Of course, no single measure or measurement tool can fully express or quantitate the overall outcome of an OAB intervention in the structured clinical setting of a randomized controlled trial. The most common primary end points in OAB trials have been easily measured variables of frequency and urge incontinence episodes that are obtained by patients using self-reporting voiding diaries.

Certainly the limitations of a voiding diary as an instrument for patient self-reporting may be argued, but it is a practical and cost-effective tool for measuring OAB symptoms. While the symptom of urgency is difficult to clinically describe and challenging to assess as a primary end point, the presence and severity of this leading symptom used in defining the OAB condition are relevant variables to measure, using the patient's perspective, as seen in more recent drug trials.
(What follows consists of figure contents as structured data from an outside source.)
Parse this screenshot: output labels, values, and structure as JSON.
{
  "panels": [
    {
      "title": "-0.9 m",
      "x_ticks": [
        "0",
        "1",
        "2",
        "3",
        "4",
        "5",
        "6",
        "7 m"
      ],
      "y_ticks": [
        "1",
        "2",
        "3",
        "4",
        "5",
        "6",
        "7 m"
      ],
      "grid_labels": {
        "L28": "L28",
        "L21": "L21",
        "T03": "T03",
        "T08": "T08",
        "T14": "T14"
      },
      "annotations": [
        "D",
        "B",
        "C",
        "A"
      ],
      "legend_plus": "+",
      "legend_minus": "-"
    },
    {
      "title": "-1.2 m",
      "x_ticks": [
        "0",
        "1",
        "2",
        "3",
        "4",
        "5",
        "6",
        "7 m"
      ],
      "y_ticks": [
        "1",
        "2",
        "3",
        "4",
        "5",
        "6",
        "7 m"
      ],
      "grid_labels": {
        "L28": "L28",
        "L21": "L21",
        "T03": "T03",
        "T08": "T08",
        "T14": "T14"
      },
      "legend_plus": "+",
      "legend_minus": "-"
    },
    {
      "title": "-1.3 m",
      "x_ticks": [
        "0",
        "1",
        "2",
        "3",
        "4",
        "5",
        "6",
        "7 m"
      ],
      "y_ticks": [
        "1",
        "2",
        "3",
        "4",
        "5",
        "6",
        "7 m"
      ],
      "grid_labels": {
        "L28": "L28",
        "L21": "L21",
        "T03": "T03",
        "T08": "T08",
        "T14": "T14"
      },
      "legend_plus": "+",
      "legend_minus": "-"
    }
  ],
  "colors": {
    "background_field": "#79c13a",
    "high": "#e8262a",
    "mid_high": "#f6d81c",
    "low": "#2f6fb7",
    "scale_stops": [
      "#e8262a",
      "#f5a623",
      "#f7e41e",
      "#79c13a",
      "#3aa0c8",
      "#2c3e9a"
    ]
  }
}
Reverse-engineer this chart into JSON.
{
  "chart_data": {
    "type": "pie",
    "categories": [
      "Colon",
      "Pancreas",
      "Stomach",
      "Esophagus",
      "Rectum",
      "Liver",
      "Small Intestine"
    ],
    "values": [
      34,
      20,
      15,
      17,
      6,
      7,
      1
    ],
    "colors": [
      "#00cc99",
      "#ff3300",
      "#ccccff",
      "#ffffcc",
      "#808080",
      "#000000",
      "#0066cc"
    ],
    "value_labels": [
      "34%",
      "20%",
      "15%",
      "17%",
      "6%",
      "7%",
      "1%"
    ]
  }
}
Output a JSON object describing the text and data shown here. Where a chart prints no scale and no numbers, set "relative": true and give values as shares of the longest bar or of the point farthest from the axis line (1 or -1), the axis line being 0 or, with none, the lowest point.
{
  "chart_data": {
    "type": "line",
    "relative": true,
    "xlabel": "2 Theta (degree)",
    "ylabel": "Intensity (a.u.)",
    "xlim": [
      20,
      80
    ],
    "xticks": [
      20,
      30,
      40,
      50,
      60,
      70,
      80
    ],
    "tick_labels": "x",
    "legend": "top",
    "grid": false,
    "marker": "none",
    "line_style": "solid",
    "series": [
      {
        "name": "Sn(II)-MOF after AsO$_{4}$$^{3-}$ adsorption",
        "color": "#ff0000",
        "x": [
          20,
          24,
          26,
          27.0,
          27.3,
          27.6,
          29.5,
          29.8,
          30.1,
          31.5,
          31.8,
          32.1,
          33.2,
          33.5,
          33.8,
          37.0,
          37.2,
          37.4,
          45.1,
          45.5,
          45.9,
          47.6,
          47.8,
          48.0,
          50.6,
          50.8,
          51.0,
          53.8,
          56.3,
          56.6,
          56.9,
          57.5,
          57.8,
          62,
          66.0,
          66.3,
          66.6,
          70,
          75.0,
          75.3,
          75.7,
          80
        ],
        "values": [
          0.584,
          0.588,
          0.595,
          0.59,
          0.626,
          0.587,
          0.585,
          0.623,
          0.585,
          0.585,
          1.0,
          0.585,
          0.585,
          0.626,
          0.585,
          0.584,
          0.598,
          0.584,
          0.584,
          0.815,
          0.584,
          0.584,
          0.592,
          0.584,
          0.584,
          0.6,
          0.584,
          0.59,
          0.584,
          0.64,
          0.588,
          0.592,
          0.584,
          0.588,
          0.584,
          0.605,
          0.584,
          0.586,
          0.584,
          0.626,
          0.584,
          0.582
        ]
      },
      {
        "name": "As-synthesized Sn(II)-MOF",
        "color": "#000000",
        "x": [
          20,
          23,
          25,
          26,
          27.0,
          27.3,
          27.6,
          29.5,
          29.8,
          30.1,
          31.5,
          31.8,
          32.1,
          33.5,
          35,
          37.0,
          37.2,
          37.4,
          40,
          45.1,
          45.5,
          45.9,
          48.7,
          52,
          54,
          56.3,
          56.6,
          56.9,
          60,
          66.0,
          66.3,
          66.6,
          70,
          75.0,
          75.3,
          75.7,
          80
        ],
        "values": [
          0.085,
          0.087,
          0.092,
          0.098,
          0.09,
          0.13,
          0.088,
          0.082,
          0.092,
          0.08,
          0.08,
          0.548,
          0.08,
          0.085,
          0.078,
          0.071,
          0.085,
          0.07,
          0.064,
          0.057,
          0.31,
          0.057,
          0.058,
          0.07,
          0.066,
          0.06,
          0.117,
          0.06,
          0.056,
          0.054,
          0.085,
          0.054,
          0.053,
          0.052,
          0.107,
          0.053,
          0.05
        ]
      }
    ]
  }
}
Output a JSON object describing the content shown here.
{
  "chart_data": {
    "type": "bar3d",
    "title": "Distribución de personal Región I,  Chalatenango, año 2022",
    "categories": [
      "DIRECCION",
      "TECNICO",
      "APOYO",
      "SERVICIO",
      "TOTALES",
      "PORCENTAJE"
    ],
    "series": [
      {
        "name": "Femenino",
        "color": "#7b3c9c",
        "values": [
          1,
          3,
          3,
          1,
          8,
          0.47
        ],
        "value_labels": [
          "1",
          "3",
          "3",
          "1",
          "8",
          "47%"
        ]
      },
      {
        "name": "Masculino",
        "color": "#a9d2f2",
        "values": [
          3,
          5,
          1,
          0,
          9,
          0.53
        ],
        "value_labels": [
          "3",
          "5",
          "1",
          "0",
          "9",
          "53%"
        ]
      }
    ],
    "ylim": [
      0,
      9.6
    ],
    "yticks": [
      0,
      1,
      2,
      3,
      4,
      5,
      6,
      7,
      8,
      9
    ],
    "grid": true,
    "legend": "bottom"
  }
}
To date, few trials report outcomes for all the symptoms that comprise the OAB symptom complex, despite the fact that inclusion criteria for all currently published, randomized, placebo-controlled trials are limited to patients with all 3 symptoms. Only 1 trial currently measures the outcomes of all 3 of these symptoms and includes QOL measures as well.2 Without significantly increasing the cost of their research, investigators must begin performing OAB trials that measure all 3 facets of the OAB "wet" symptom complex—urgency, voiding frequency, and urge incontinence—patients' QOL scores, and patients' self-reports of global perception of outcome. With this information, clinicians will be able to correlate objective outcomes with patients' perceptions and QOL scores.

1. Herbison P, Hay-Smith J, Ellis G, et al. Effectiveness of anticholinergic drugs compared with placebo in the treatment of overactive bladder: systematic review. BMJ. 2003;326:841-844.

2. Zinner N, Gittelman M, Harris R, et al. Trospium chloride improves overactive bladder symptoms: a multicenter phase III trial. J Urol. 2004;171(6 pt 1):2311-2315.